Wie verhält es sich nun aber im Falle der Organentnahme bei Toten? Wie bereits eingangs erwähnt, ist dem Leichnam Ehrfurcht entgegenzubringen. Auch ein Toter darf nicht zum Objekt herabgewürdigt und einer willkürlichen Behandlung ausgesetzt werden. Zunächst einmal muß bei der Bestimmung des Todeszeitpunktes mit besonderer Sorgfalt vorgegangen werden. Philosophisch gesehen spricht man vom Tod, wenn das geistige Prinzip, das die Einheit des Individuums sichert, seine Funktionen für den Organismus und in ihm nicht mehr erfüllen kann. Es folgt eine Auflösung der sich selbst überlassenen Elemente des Körpers. Es ist Aufgabe der Medizin und Naturwissenschaft, jenen genauen Zeitpunkt zu bestimmen.

Hat ein Patient vor dem Tod seinen Willen bezüglich einer Transplantation geäußert, beispielsweise in Form einer deutlichen Ablehnung, so ist diesem natürlich Rechnung zu tragen. So sieht es auch die österreichische Gesetzeslage vor.
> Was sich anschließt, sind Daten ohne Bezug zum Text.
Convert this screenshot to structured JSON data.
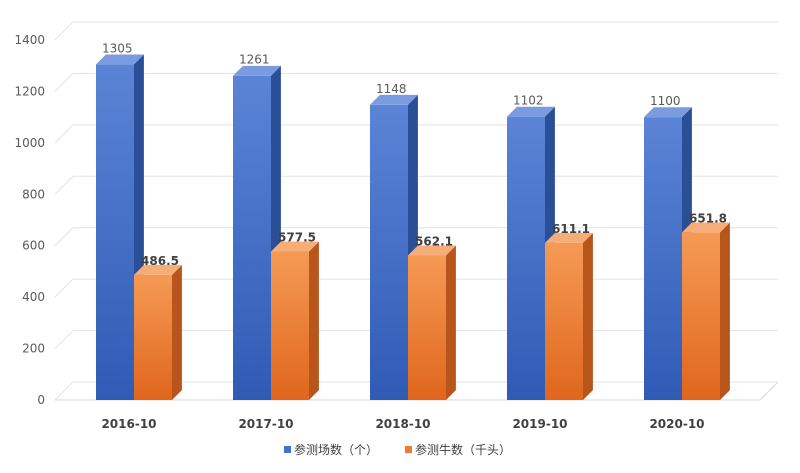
{
  "chart_data": {
    "type": "bar",
    "categories": [
      "2016-10",
      "2017-10",
      "2018-10",
      "2019-10",
      "2020-10"
    ],
    "series": [
      {
        "name": "参测场数（个）",
        "values": [
          1305,
          1261,
          1148,
          1102,
          1100
        ],
        "labels": [
          "1305",
          "1261",
          "1148",
          "1102",
          "1100"
        ],
        "color": "#4472c4"
      },
      {
        "name": "参测牛数（千头）",
        "values": [
          486.5,
          577.5,
          562.1,
          611.1,
          651.8
        ],
        "labels": [
          "486.5",
          "577.5",
          "562.1",
          "611.1",
          "651.8"
        ],
        "color": "#ed7d31"
      }
    ],
    "ylim": [
      0,
      1400
    ],
    "yticks": [
      "0",
      "200",
      "400",
      "600",
      "800",
      "1000",
      "1200",
      "1400"
    ],
    "grid": true,
    "legend_position": "bottom",
    "style": "3d-column"
  }
}
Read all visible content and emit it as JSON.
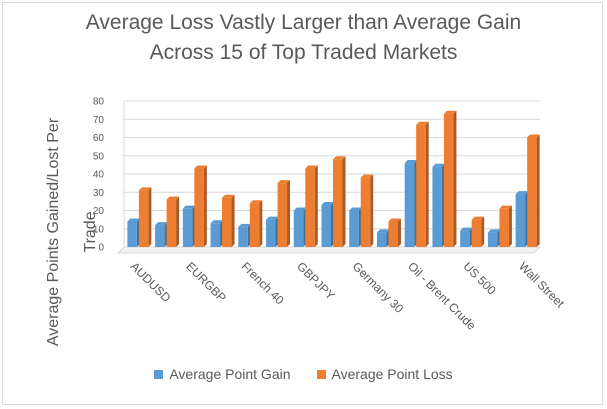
{
  "chart_data": {
    "type": "bar",
    "title_lines": [
      "Average Loss Vastly Larger than Average Gain",
      "Across 15 of Top Traded Markets"
    ],
    "ylabel_lines": [
      "Average Points Gained/Lost Per",
      "Trade"
    ],
    "xlabel": "",
    "ylim": [
      0,
      80
    ],
    "yticks": [
      0,
      10,
      20,
      30,
      40,
      50,
      60,
      70,
      80
    ],
    "grid": true,
    "legend_position": "bottom",
    "categories": [
      "AUDUSD",
      "",
      "EURGBP",
      "",
      "French 40",
      "",
      "GBPJPY",
      "",
      "Germany 30",
      "",
      "Oil - Brent Crude",
      "",
      "US 500",
      "",
      "Wall Street"
    ],
    "series": [
      {
        "name": "Average Point Gain",
        "color": "#5b9bd5",
        "values": [
          14,
          12,
          21,
          13,
          11,
          15,
          20,
          23,
          20,
          8,
          46,
          44,
          9,
          8,
          29
        ]
      },
      {
        "name": "Average Point Loss",
        "color": "#ed7d31",
        "values": [
          31,
          26,
          43,
          27,
          24,
          35,
          43,
          48,
          38,
          14,
          67,
          73,
          15,
          21,
          60
        ]
      }
    ]
  }
}
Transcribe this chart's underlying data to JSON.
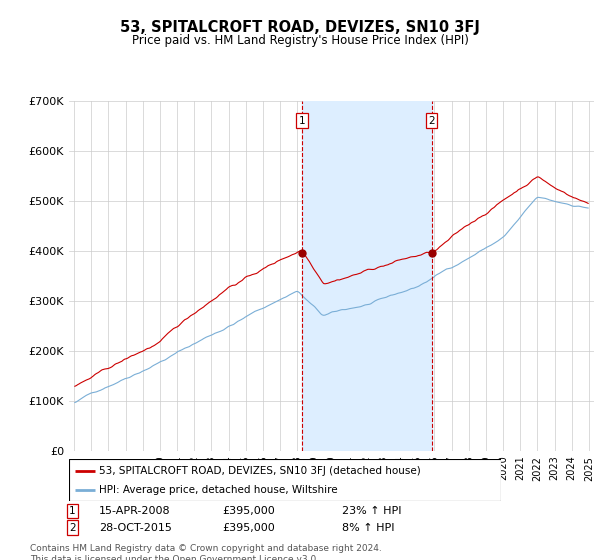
{
  "title": "53, SPITALCROFT ROAD, DEVIZES, SN10 3FJ",
  "subtitle": "Price paid vs. HM Land Registry's House Price Index (HPI)",
  "ylabel_ticks": [
    "£0",
    "£100K",
    "£200K",
    "£300K",
    "£400K",
    "£500K",
    "£600K",
    "£700K"
  ],
  "ytick_values": [
    0,
    100000,
    200000,
    300000,
    400000,
    500000,
    600000,
    700000
  ],
  "ylim": [
    0,
    700000
  ],
  "sale1": {
    "date": "15-APR-2008",
    "price": 395000,
    "label": "1",
    "hpi_pct": "23% ↑ HPI"
  },
  "sale2": {
    "date": "28-OCT-2015",
    "price": 395000,
    "label": "2",
    "hpi_pct": "8% ↑ HPI"
  },
  "legend_line1": "53, SPITALCROFT ROAD, DEVIZES, SN10 3FJ (detached house)",
  "legend_line2": "HPI: Average price, detached house, Wiltshire",
  "footer": "Contains HM Land Registry data © Crown copyright and database right 2024.\nThis data is licensed under the Open Government Licence v3.0.",
  "line_color_red": "#cc0000",
  "line_color_blue": "#7aaed6",
  "shade_color": "#ddeeff",
  "sale_marker_color": "#990000",
  "vline_color": "#cc0000",
  "grid_color": "#cccccc",
  "background_color": "#ffffff",
  "sale1_x": 2008.29,
  "sale2_x": 2015.83,
  "xlim_left": 1994.7,
  "xlim_right": 2025.3
}
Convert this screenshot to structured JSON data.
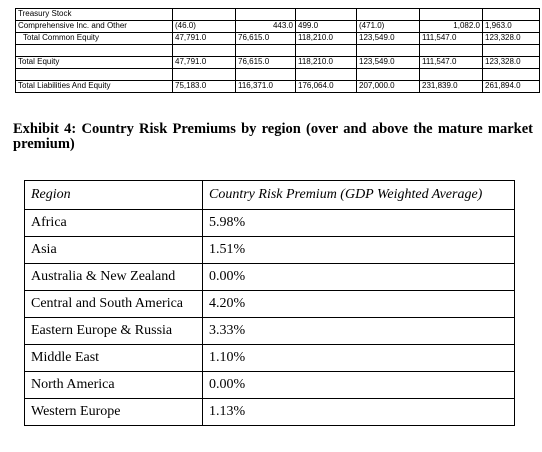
{
  "balance_sheet": {
    "rows": [
      {
        "label": "Treasury Stock",
        "indent": false,
        "values": [
          "",
          "",
          "",
          "",
          "",
          ""
        ]
      },
      {
        "label": "Comprehensive Inc. and Other",
        "indent": false,
        "values": [
          "(46.0)",
          "443.0",
          "499.0",
          "(471.0)",
          "1,082.0",
          "1,963.0"
        ]
      },
      {
        "label": "Total Common Equity",
        "indent": true,
        "values": [
          "47,791.0",
          "76,615.0",
          "118,210.0",
          "123,549.0",
          "111,547.0",
          "123,328.0"
        ]
      },
      {
        "label": "",
        "indent": false,
        "values": [
          "",
          "",
          "",
          "",
          "",
          ""
        ]
      },
      {
        "label": "Total Equity",
        "indent": false,
        "values": [
          "47,791.0",
          "76,615.0",
          "118,210.0",
          "123,549.0",
          "111,547.0",
          "123,328.0"
        ]
      },
      {
        "label": "",
        "indent": false,
        "values": [
          "",
          "",
          "",
          "",
          "",
          ""
        ]
      },
      {
        "label": "Total Liabilities And Equity",
        "indent": false,
        "values": [
          "75,183.0",
          "116,371.0",
          "176,064.0",
          "207,000.0",
          "231,839.0",
          "261,894.0"
        ]
      }
    ]
  },
  "exhibit": {
    "title": "Exhibit 4: Country Risk Premiums by region (over and above the mature market premium)"
  },
  "crp_table": {
    "headers": [
      "Region",
      "Country Risk Premium (GDP Weighted Average)"
    ],
    "rows": [
      [
        "Africa",
        "5.98%"
      ],
      [
        "Asia",
        "1.51%"
      ],
      [
        "Australia & New Zealand",
        "0.00%"
      ],
      [
        "Central and South America",
        "4.20%"
      ],
      [
        "Eastern Europe & Russia",
        "3.33%"
      ],
      [
        "Middle East",
        "1.10%"
      ],
      [
        "North America",
        "0.00%"
      ],
      [
        "Western Europe",
        "1.13%"
      ]
    ]
  }
}
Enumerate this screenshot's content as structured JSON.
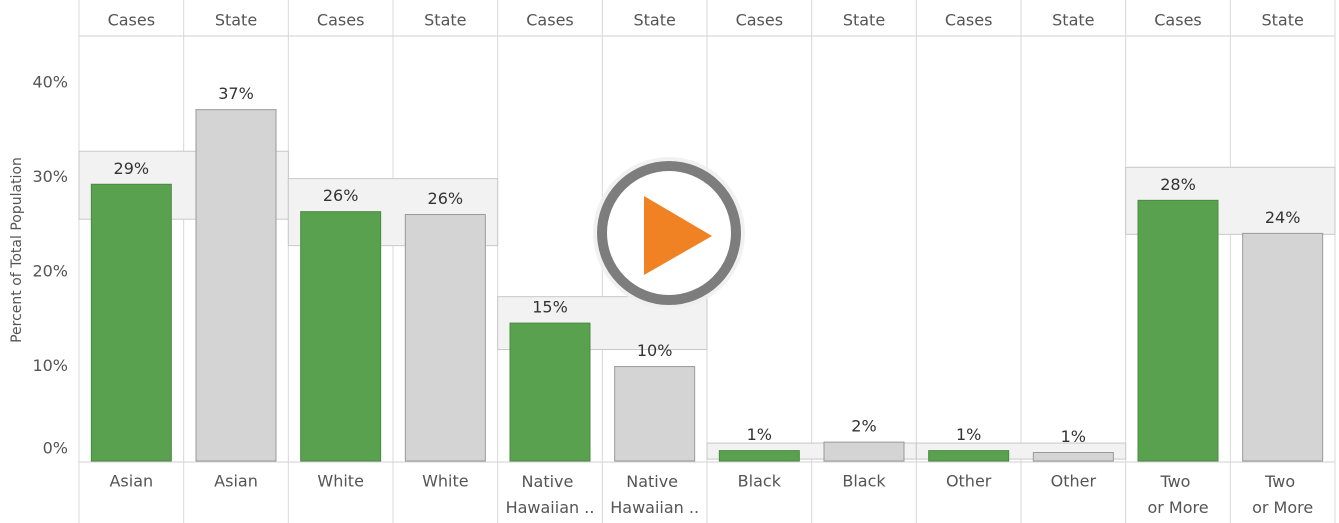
{
  "chart_data": {
    "type": "bar",
    "y_axis_label": "Percent of Total Population",
    "categories": [
      "Asian",
      "White",
      "Native Hawaiian ..",
      "Black",
      "Other",
      "Two or More"
    ],
    "series": [
      {
        "name": "Cases",
        "color": "#59a14f",
        "values": [
          29.3,
          26.4,
          14.6,
          1.1,
          1.1,
          27.6
        ],
        "value_labels": [
          "29%",
          "26%",
          "15%",
          "1%",
          "1%",
          "28%"
        ]
      },
      {
        "name": "State",
        "color": "#d4d4d4",
        "values": [
          37.2,
          26.1,
          10,
          2,
          0.9,
          24.1
        ],
        "value_labels": [
          "37%",
          "26%",
          "10%",
          "2%",
          "1%",
          "24%"
        ]
      }
    ],
    "bands": [
      [
        25.6,
        32.8
      ],
      [
        22.8,
        29.9
      ],
      [
        11.8,
        17.4
      ],
      [
        0.2,
        1.9
      ],
      [
        0.2,
        1.9
      ],
      [
        24,
        31.1
      ]
    ],
    "ylim": [
      0,
      45
    ],
    "yticks": [
      {
        "value": 0,
        "label": "0%"
      },
      {
        "value": 10,
        "label": "10%"
      },
      {
        "value": 20,
        "label": "20%"
      },
      {
        "value": 30,
        "label": "30%"
      },
      {
        "value": 40,
        "label": "40%"
      }
    ]
  }
}
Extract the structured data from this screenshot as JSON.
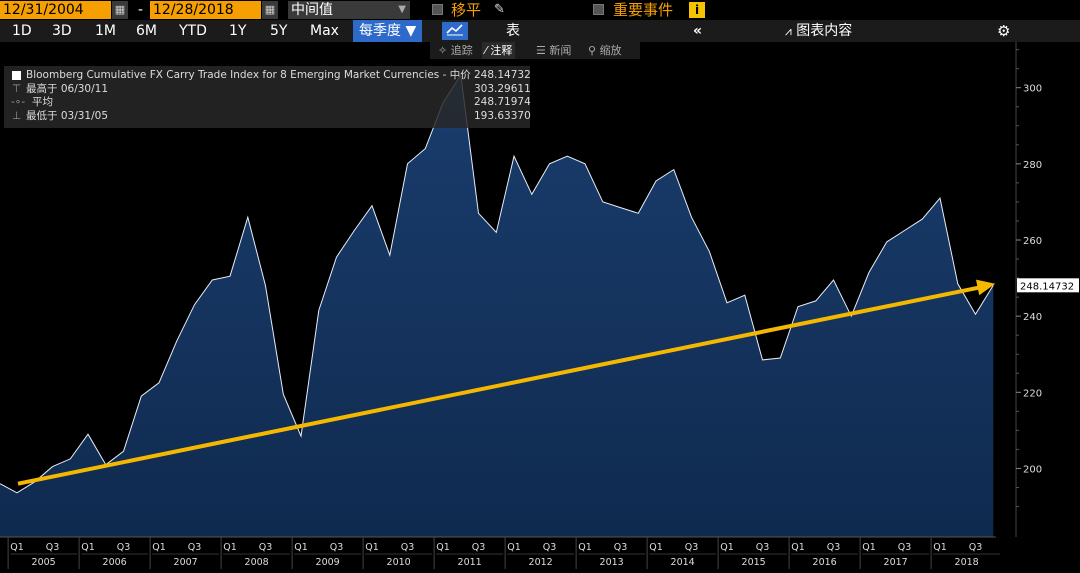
{
  "toolbar": {
    "start_date": "12/31/2004",
    "end_date": "12/28/2018",
    "date_separator": "-",
    "field_select": "中间值",
    "moving_avg_label": "移平",
    "events_label": "重要事件",
    "info_icon": "i"
  },
  "nav": {
    "periods": [
      "1D",
      "3D",
      "1M",
      "6M",
      "YTD",
      "1Y",
      "5Y",
      "Max"
    ],
    "frequency": "每季度 ▼",
    "table_label": "表",
    "collapse_icon": "«",
    "chart_content_label": "图表内容",
    "settings_icon": "gear-icon"
  },
  "subnav": {
    "track": "追踪",
    "annotate": "注释",
    "news": "新闻",
    "zoom": "缩放"
  },
  "legend": {
    "series_name": "Bloomberg Cumulative FX Carry Trade Index for 8 Emerging Market Currencies - 中价",
    "series_value": "248.14732",
    "high_label": "最高于 06/30/11",
    "high_value": "303.29611",
    "avg_label": "平均",
    "avg_value": "248.71974",
    "low_label": "最低于 03/31/05",
    "low_value": "193.63370"
  },
  "chart_data": {
    "type": "area",
    "title": "",
    "ylim": [
      182,
      312
    ],
    "yticks": [
      200,
      220,
      240,
      260,
      280,
      300
    ],
    "last_value_label": "248.14732",
    "colors": {
      "area_fill": "#0f2a4f",
      "line": "#e8eef7",
      "trend": "#f5b800",
      "last_label_bg": "#ffffff"
    },
    "grid": false,
    "x_years": [
      "2005",
      "2006",
      "2007",
      "2008",
      "2009",
      "2010",
      "2011",
      "2012",
      "2013",
      "2014",
      "2015",
      "2016",
      "2017",
      "2018"
    ],
    "quarter_labels": [
      "Q1",
      "Q3"
    ],
    "x": [
      "2004-Q4",
      "2005-Q1",
      "2005-Q2",
      "2005-Q3",
      "2005-Q4",
      "2006-Q1",
      "2006-Q2",
      "2006-Q3",
      "2006-Q4",
      "2007-Q1",
      "2007-Q2",
      "2007-Q3",
      "2007-Q4",
      "2008-Q1",
      "2008-Q2",
      "2008-Q3",
      "2008-Q4",
      "2009-Q1",
      "2009-Q2",
      "2009-Q3",
      "2009-Q4",
      "2010-Q1",
      "2010-Q2",
      "2010-Q3",
      "2010-Q4",
      "2011-Q1",
      "2011-Q2",
      "2011-Q3",
      "2011-Q4",
      "2012-Q1",
      "2012-Q2",
      "2012-Q3",
      "2012-Q4",
      "2013-Q1",
      "2013-Q2",
      "2013-Q3",
      "2013-Q4",
      "2014-Q1",
      "2014-Q2",
      "2014-Q3",
      "2014-Q4",
      "2015-Q1",
      "2015-Q2",
      "2015-Q3",
      "2015-Q4",
      "2016-Q1",
      "2016-Q2",
      "2016-Q3",
      "2016-Q4",
      "2017-Q1",
      "2017-Q2",
      "2017-Q3",
      "2017-Q4",
      "2018-Q1",
      "2018-Q2",
      "2018-Q3",
      "2018-Q4"
    ],
    "series": [
      {
        "values": [
          196.0,
          193.6,
          196.5,
          200.5,
          202.5,
          209.0,
          201.0,
          204.5,
          219.0,
          222.5,
          233.5,
          243.0,
          249.5,
          250.5,
          266.0,
          248.0,
          219.5,
          208.5,
          241.5,
          255.5,
          262.5,
          269.0,
          256.0,
          280.0,
          284.0,
          296.0,
          303.3,
          267.0,
          262.0,
          282.0,
          272.0,
          280.0,
          282.0,
          280.0,
          270.0,
          268.5,
          267.0,
          275.5,
          278.5,
          266.0,
          257.0,
          243.5,
          245.5,
          228.5,
          229.0,
          242.5,
          244.0,
          249.5,
          240.0,
          251.5,
          259.5,
          262.5,
          265.5,
          271.0,
          248.5,
          240.5,
          248.1
        ]
      }
    ],
    "trend_line": {
      "start": [
        "2004-Q4",
        196.0
      ],
      "end": [
        "2018-Q4",
        248.5
      ]
    }
  }
}
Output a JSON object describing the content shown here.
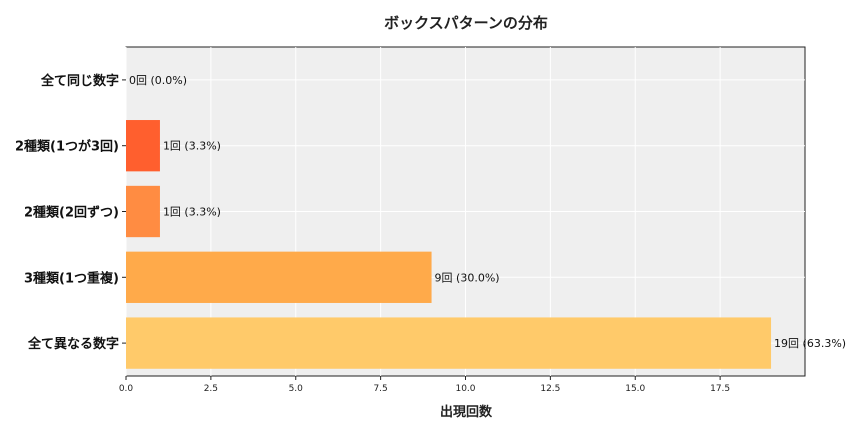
{
  "chart_data": {
    "type": "bar",
    "orientation": "horizontal",
    "title": "ボックスパターンの分布",
    "xlabel": "出現回数",
    "ylabel": "",
    "xlim": [
      0,
      20
    ],
    "xticks": [
      "0.0",
      "2.5",
      "5.0",
      "7.5",
      "10.0",
      "12.5",
      "15.0",
      "17.5"
    ],
    "grid": true,
    "categories": [
      "全て同じ数字",
      "2種類(1つが3回)",
      "2種類(2回ずつ)",
      "3種類(1つ重複)",
      "全て異なる数字"
    ],
    "values": [
      0,
      1,
      1,
      9,
      19
    ],
    "data_labels": [
      "0回 (0.0%)",
      "1回 (3.3%)",
      "1回 (3.3%)",
      "9回 (30.0%)",
      "19回 (63.3%)"
    ],
    "colors": [
      "#e6553a",
      "#ff5f2e",
      "#ff8c42",
      "#ffaa4a",
      "#ffca6a"
    ],
    "plot_background": "#efefef"
  }
}
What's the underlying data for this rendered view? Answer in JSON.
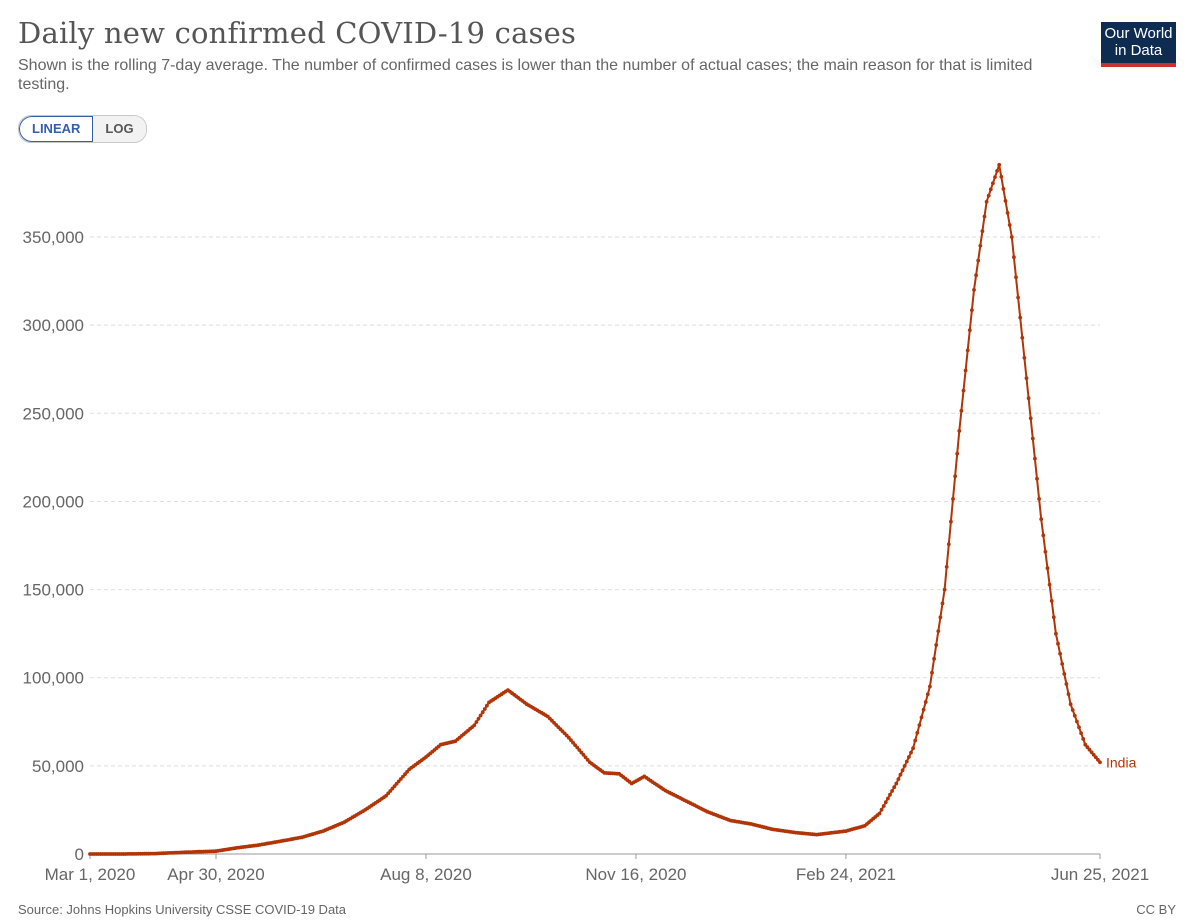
{
  "header": {
    "title": "Daily new confirmed COVID-19 cases",
    "subtitle": "Shown is the rolling 7-day average. The number of confirmed cases is lower than the number of actual cases; the main reason for that is limited testing."
  },
  "logo": {
    "line1": "Our World",
    "line2": "in Data",
    "bg_color": "#0e2c52",
    "accent_color": "#c7312f"
  },
  "scale_toggle": {
    "linear_label": "LINEAR",
    "log_label": "LOG",
    "selected": "LINEAR"
  },
  "footer": {
    "source": "Source: Johns Hopkins University CSSE COVID-19 Data",
    "license": "CC BY"
  },
  "chart_data": {
    "type": "line",
    "title": "Daily new confirmed COVID-19 cases",
    "xlabel": "",
    "ylabel": "",
    "grid": true,
    "y_scale": "linear",
    "ylim": [
      0,
      392000
    ],
    "xlim": [
      "2020-03-01",
      "2021-06-25"
    ],
    "y_ticks": [
      0,
      50000,
      100000,
      150000,
      200000,
      250000,
      300000,
      350000
    ],
    "y_tick_labels": [
      "0",
      "50,000",
      "100,000",
      "150,000",
      "200,000",
      "250,000",
      "300,000",
      "350,000"
    ],
    "x_ticks": [
      "2020-03-01",
      "2020-04-30",
      "2020-08-08",
      "2020-11-16",
      "2021-02-24",
      "2021-06-25"
    ],
    "x_tick_labels": [
      "Mar 1, 2020",
      "Apr 30, 2020",
      "Aug 8, 2020",
      "Nov 16, 2020",
      "Feb 24, 2021",
      "Jun 25, 2021"
    ],
    "series": [
      {
        "name": "India",
        "color": "#b13507",
        "points": [
          [
            "2020-03-01",
            0
          ],
          [
            "2020-03-20",
            30
          ],
          [
            "2020-04-01",
            250
          ],
          [
            "2020-04-20",
            1200
          ],
          [
            "2020-04-30",
            1600
          ],
          [
            "2020-05-10",
            3500
          ],
          [
            "2020-05-20",
            5000
          ],
          [
            "2020-05-31",
            7300
          ],
          [
            "2020-06-10",
            9500
          ],
          [
            "2020-06-20",
            13000
          ],
          [
            "2020-06-30",
            18000
          ],
          [
            "2020-07-10",
            25000
          ],
          [
            "2020-07-20",
            33000
          ],
          [
            "2020-07-31",
            48000
          ],
          [
            "2020-08-08",
            55000
          ],
          [
            "2020-08-15",
            62000
          ],
          [
            "2020-08-22",
            64000
          ],
          [
            "2020-08-31",
            73000
          ],
          [
            "2020-09-07",
            86000
          ],
          [
            "2020-09-16",
            93000
          ],
          [
            "2020-09-25",
            85000
          ],
          [
            "2020-10-05",
            78000
          ],
          [
            "2020-10-15",
            66000
          ],
          [
            "2020-10-25",
            52000
          ],
          [
            "2020-11-01",
            46000
          ],
          [
            "2020-11-08",
            45500
          ],
          [
            "2020-11-14",
            40000
          ],
          [
            "2020-11-20",
            44000
          ],
          [
            "2020-11-30",
            36000
          ],
          [
            "2020-12-10",
            30000
          ],
          [
            "2020-12-20",
            24000
          ],
          [
            "2020-12-31",
            19000
          ],
          [
            "2021-01-10",
            17000
          ],
          [
            "2021-01-20",
            14000
          ],
          [
            "2021-02-01",
            12000
          ],
          [
            "2021-02-10",
            11000
          ],
          [
            "2021-02-24",
            13000
          ],
          [
            "2021-03-05",
            16000
          ],
          [
            "2021-03-12",
            23000
          ],
          [
            "2021-03-20",
            40000
          ],
          [
            "2021-03-28",
            60000
          ],
          [
            "2021-04-05",
            95000
          ],
          [
            "2021-04-12",
            150000
          ],
          [
            "2021-04-19",
            240000
          ],
          [
            "2021-04-26",
            320000
          ],
          [
            "2021-05-02",
            370000
          ],
          [
            "2021-05-08",
            391000
          ],
          [
            "2021-05-14",
            350000
          ],
          [
            "2021-05-21",
            270000
          ],
          [
            "2021-05-28",
            190000
          ],
          [
            "2021-06-04",
            125000
          ],
          [
            "2021-06-11",
            85000
          ],
          [
            "2021-06-18",
            62000
          ],
          [
            "2021-06-25",
            52000
          ]
        ]
      }
    ]
  }
}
Seit 1.1.1995 gibt es ein zentral geführtes Widerspruchsregister, das rund um die Uhr von allen Transplantationsstellen abrufbar ist.5 Bevor man einen Patienten als potentiellen Organspender in Betracht zieht, wird dieses Register konsultiert. Hat sich aber der Patient in keiner Form zu einer möglichen Transplantation geäußert, wird sein prinzipielles Einverständnis angenommen (Widerspruchslösung). In anderen Ländern sieht die rechtliche Bestimmung vor, daß eine ausdrückliche Zustimmung zur Organentnahme vorliegen muß (Zustimmungslösung). Ohne dem Vorliegen einer entsprechenden Erklärung wäre eine Organexplantation keinesfalls erlaubt. Die sogenannte Informationslösung sieht vor, daß die aus organisatorischen Gründen vom Patienten nicht mehr einholbare Zustimmung auch von den nächsten Angehörigen gegeben werden kann. Erwartungsgemäß liegt im internationalen Vergleich die Transplantationsfrequenz in jenen Ländern, in denen die Widerspruchslösung in kraft ist, deutlich höher als dort, wo eine Zustimmung erst eingeholt werden muß. (Siehe Tabelle 1)

IV. Die Hirntoddefinition stellt einen Fortschritt in der Todesfeststellung dar, weil sie erlaubt, den Tod des Menschen zu einem früheren Zeitpunkt sicher festzustellen.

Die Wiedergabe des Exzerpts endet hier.